Na medida em que se o sínodo se aproxima, as preocupações com a Amazônia novamente viraram notícia depois que uma série de incêndios florestais destruiu mais de dois milhões de acres da floresta, com líderes mundiais pedindo ações sérias no combate à crise ambiental iminente. Junto do pedido de proteção às florestas e rios que servem como um pulmão para grande parte do mundo, o documento preparatório convida à criação de “novos ministérios para responder com mais eficiência às necessidades do povo amazônico”.
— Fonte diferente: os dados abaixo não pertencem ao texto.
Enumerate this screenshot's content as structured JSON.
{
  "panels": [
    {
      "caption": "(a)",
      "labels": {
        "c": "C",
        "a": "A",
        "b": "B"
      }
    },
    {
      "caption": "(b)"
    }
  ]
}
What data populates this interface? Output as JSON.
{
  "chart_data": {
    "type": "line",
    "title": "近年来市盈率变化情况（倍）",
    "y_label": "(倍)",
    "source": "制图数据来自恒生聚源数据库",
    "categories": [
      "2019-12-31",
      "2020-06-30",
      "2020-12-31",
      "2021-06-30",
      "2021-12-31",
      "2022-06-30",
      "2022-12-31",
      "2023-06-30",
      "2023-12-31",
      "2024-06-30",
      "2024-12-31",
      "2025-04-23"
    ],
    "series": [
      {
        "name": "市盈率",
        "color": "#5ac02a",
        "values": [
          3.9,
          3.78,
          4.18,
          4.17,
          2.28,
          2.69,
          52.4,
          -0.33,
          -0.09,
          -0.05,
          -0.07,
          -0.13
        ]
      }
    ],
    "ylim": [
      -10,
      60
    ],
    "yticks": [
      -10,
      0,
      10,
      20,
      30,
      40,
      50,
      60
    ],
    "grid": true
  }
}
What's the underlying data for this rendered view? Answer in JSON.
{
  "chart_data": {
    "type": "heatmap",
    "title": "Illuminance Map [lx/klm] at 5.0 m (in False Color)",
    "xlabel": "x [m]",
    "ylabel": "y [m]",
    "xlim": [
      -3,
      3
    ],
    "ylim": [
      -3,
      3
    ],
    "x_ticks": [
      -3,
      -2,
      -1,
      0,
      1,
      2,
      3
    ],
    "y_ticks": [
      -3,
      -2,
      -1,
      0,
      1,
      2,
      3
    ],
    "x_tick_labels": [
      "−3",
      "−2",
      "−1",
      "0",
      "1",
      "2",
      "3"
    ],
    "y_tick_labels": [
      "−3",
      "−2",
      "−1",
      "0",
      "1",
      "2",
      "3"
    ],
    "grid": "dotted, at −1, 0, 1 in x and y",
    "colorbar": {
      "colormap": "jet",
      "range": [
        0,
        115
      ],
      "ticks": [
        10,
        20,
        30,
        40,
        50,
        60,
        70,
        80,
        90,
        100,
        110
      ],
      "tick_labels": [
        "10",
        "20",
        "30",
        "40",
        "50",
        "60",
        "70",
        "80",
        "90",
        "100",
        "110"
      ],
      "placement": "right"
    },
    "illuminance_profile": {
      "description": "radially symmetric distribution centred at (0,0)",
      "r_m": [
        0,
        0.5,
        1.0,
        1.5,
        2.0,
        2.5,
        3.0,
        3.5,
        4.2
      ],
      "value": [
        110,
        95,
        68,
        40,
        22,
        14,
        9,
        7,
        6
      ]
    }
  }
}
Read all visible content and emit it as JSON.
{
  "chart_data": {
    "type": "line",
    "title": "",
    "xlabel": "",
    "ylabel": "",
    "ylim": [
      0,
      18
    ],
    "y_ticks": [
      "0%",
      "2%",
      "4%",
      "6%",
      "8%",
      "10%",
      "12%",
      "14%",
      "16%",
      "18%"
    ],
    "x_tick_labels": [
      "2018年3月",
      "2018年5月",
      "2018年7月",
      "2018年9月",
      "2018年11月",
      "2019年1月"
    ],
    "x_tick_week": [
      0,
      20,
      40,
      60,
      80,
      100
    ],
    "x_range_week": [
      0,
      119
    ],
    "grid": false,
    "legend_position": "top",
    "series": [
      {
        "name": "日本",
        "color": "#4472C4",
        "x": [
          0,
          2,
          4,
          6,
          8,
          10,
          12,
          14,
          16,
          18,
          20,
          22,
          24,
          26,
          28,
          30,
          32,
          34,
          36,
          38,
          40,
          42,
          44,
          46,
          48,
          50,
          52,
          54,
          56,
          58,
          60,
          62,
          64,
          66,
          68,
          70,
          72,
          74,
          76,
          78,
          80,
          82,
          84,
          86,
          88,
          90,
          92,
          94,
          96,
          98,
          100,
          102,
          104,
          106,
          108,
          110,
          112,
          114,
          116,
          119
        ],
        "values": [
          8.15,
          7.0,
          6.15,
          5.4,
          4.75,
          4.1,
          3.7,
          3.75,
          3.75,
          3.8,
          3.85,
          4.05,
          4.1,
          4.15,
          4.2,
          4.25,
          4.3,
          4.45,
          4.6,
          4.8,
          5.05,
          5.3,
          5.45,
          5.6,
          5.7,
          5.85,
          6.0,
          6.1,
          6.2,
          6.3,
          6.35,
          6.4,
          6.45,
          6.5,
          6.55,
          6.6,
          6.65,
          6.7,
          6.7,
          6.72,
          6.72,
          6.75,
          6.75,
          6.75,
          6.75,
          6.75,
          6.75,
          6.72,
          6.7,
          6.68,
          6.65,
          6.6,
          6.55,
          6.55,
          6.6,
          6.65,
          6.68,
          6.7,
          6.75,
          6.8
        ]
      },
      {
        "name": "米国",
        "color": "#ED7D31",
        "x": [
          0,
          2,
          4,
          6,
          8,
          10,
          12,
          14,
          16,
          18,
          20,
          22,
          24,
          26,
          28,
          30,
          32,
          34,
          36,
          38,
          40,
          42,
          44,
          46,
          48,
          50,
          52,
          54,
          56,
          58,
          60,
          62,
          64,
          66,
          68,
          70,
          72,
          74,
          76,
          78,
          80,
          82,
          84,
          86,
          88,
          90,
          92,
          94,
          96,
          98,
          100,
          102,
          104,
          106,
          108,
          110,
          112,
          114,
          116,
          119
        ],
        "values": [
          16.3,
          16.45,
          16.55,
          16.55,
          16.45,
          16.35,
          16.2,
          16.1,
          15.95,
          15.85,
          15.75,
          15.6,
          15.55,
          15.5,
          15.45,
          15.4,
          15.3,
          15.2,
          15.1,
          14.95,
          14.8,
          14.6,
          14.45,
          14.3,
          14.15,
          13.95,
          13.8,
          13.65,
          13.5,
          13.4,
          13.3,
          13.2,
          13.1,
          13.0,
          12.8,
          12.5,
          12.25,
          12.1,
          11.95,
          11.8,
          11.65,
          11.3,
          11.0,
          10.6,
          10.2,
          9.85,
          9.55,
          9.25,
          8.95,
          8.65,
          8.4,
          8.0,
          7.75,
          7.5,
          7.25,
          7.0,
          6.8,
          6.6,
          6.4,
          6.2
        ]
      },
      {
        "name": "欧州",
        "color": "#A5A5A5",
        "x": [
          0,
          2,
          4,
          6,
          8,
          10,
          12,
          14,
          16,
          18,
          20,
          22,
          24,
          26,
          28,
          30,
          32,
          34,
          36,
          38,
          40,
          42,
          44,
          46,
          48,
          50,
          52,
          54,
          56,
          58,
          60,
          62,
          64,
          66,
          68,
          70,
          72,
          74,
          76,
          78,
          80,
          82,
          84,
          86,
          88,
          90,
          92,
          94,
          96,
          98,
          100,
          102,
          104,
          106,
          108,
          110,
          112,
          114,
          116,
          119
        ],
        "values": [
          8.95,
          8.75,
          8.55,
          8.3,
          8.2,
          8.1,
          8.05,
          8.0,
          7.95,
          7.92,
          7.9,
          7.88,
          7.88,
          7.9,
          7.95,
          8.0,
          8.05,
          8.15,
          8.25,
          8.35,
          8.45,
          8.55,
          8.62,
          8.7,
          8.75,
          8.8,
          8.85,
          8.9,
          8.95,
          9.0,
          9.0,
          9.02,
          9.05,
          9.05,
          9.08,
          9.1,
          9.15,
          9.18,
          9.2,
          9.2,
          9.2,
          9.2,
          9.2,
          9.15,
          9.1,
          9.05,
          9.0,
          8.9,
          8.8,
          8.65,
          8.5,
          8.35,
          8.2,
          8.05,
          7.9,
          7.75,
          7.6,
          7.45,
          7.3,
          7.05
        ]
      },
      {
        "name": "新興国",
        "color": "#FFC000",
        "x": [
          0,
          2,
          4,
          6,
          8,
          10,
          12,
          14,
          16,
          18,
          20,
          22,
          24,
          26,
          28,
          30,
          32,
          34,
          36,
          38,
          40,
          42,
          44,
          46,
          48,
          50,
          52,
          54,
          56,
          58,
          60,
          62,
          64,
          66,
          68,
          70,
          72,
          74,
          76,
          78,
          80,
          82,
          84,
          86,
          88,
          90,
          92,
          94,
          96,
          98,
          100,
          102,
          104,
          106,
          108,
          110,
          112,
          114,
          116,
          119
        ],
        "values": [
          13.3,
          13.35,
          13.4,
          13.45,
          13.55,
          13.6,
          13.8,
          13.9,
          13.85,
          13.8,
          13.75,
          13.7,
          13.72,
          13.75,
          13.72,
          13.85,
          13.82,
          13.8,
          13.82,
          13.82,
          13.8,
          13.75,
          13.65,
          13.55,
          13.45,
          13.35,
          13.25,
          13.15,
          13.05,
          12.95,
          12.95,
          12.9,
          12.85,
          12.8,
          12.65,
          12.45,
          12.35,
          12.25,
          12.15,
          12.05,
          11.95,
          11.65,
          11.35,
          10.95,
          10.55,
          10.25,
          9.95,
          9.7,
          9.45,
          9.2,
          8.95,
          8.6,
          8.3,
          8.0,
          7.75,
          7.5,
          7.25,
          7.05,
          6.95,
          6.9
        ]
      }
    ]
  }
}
Pacini disse que “o processo de escuta aos povros tradicionais deste bioma já é a maior vitória deste sínodo. Em Puerto Maldonado, os indígenas e as comunidades da Amazônia puderam falar e ser ouvidos pelas lideranças eclesiais e da sociedade”.

Bossi falou que tem rezado para que “a Igreja na Amazônia realmente assuma um rosto amazônico a partir da liderança indígena e do modo deles de encarnar e celebrar a fé, e que o Espírito Santo seja o protagonista deste sínodo e que os padres sinodais se permitam ser guiados por eles e por uma escuta dócil ao clamor das comunidades que coletivamente eles representam”.

Pacini concorda, dizendo que somente se essa escuta acontecer é que poderemos dizer que o Sínodo para a Amazônia terá sido um sucesso.

“O denso território da Amazônia é um símbolo que vai a Roma para que nós também possamos aprender a cuidar de outros biomas ameaçados no planeta e para que vivamos de um modo mais harmonioso”, disse ele ao Crux.

E completou: “Podemos viver bem e feliz na simplicidade de forma que este planeta terra se torne o nosso grande templo, onde vivemos o amor de Deus, com o próximo e nós mesmos, na Casa Comum no sentido de uma ecologia integral conforme proposta pelo papa em Laudato Si’”.